To prevent the return of the Chudel, some people pass underneath the bier the legs of the cot on which the woman lay in her confinement, while others drive in an iron nail at the end of the street immediately after the corpse has been carried beyond the village boundary.[151]
In some places, the nail is driven into the threshold of the house.[152]
Even after the precautions mentioned above have been taken, to prevent the return of a Chudel or Vantri, Shrāddhas are performed, and a number of Brāhman women feasted on the twelfth and thirteenth day after death to propitiate her as the fear of the mischief done by her is very strong.[152]
A Chudel has no shoulders.[153] Any passer by coming across her is asked by her to take her to his home, and if he agrees, she accompanies him, passes the night in his company, and brings his life to a speedy end. In the village of Charādi under the jurisdiction of Dhrāngadhra, a Girāsia named Halāji fell into the clutches of a Chudel who was driven from his person by the enchantment of a Jati on condition that he should not go into the eastern part of the village.[154]
It is believed that a woman can be relieved from the ghostly order of a Chudel by the performance of a shrāddha at Siddhapur.[155]
There is no belief that the father has to take special precautions at the birth of his child except that care is taken to note the exact time of the child’s birth for the purpose of casting its horoscope correctly.
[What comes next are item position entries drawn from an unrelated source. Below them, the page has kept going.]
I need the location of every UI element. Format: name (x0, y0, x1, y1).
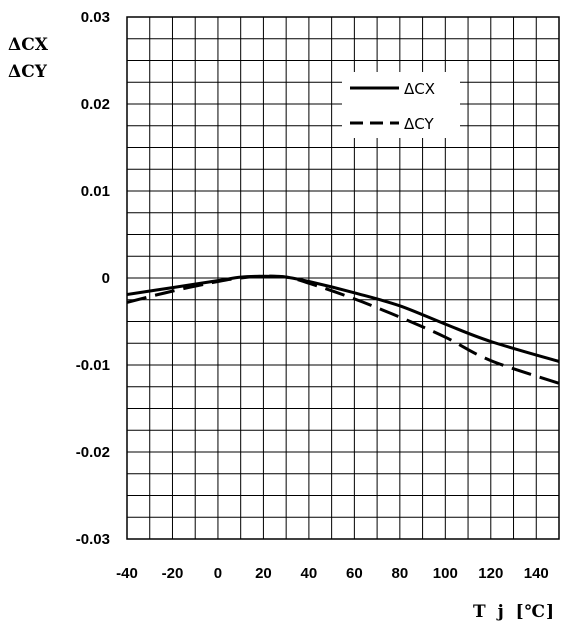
y-tick-label: 0.03 (81, 9, 110, 26)
x-tick-label: -40 (116, 565, 138, 582)
legend-label-cx: ΔCX (404, 80, 435, 98)
y-axis-label-cx: ΔCX (8, 35, 49, 55)
tick-labels: -40 -20 0 20 40 60 80 100 120 140 0.03 0.02 0.01 0 -0.… (76, 9, 549, 582)
x-tick-label: 120 (478, 565, 503, 582)
plot-frame (126, 16, 560, 540)
series-layer (126, 274, 560, 385)
x-tick-label: -20 (162, 565, 184, 582)
legend-background (342, 72, 460, 138)
y-tick-label: 0.01 (81, 183, 110, 200)
x-tick-label: 100 (433, 565, 458, 582)
legend: ΔCX ΔCY (342, 72, 460, 138)
y-tick-label: 0.02 (81, 96, 110, 113)
x-tick-label: 80 (391, 565, 408, 582)
y-tick-label: -0.02 (76, 444, 110, 461)
x-axis-label: T j [℃] (473, 602, 555, 622)
legend-label-cy: ΔCY (404, 115, 434, 133)
x-tick-label: 140 (524, 565, 549, 582)
y-axis-label-cy: ΔCY (8, 62, 48, 82)
x-tick-label: 0 (214, 565, 222, 582)
y-tick-label: -0.01 (76, 357, 110, 374)
series-line-cx (126, 274, 560, 363)
x-tick-label: 60 (346, 565, 363, 582)
series-line-cy (126, 274, 560, 385)
y-tick-label: 0 (102, 270, 110, 287)
x-tick-label: 20 (255, 565, 272, 582)
x-tick-label: 40 (301, 565, 318, 582)
y-tick-label: -0.03 (76, 531, 110, 548)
An inkstand and pen are also placed in the lying-in-room, as it is believed that the creator writes the destiny of a child as soon as it makes its appearance into the world.[156]
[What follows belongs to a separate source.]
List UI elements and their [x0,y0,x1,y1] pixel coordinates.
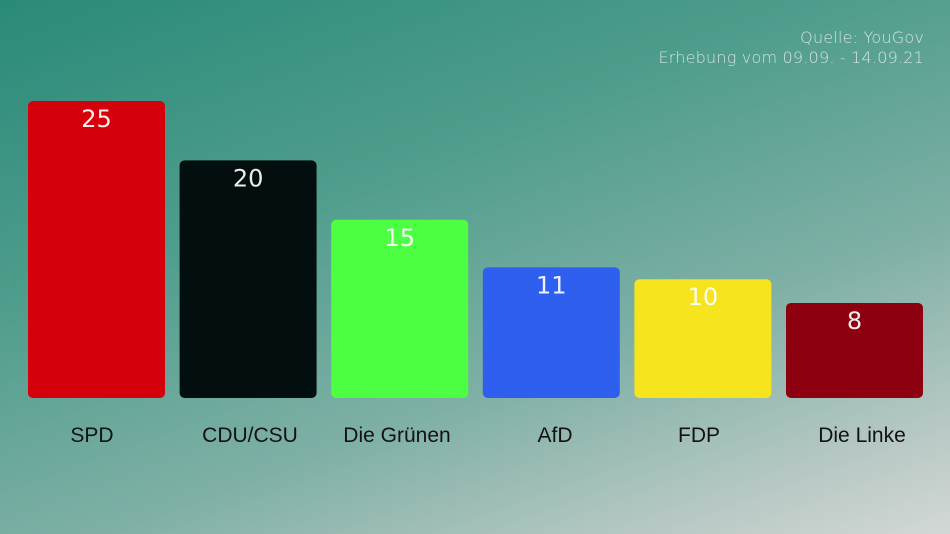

All children born in Jyeshta Nakshatra, Mula-nakshatra, or Yamaghanta are said to cause the death of their male parent. Such children were left to starve uncared for in forests in olden times; but now-a-days they are kept alive, as certain performances are believed to avert the evil. One such performance is only to see the child after clarified butter has been given in donation. Another is to see its face after it has been bathed with the water collected from eighteen wells in a pot with a thousand holes.[157] In a third, the parents of the child hold in their hands goblets filled with clarified butter, and see their faces reflected in them before the child is presented to the sight of the father.
Such children are named Mulubhāi, Mulchand, Muli or Mulo.
A child born in the month of Jyeshta prognosticates poverty.[158]
If the birth time of a child happens to fall within the ecliptic period, that is the period of nine hours before an eclipse takes place, as well as in the duration of the eclipse, the father does not see the child before performing certain rites, as to do so is supposed to bring misfortune.[159]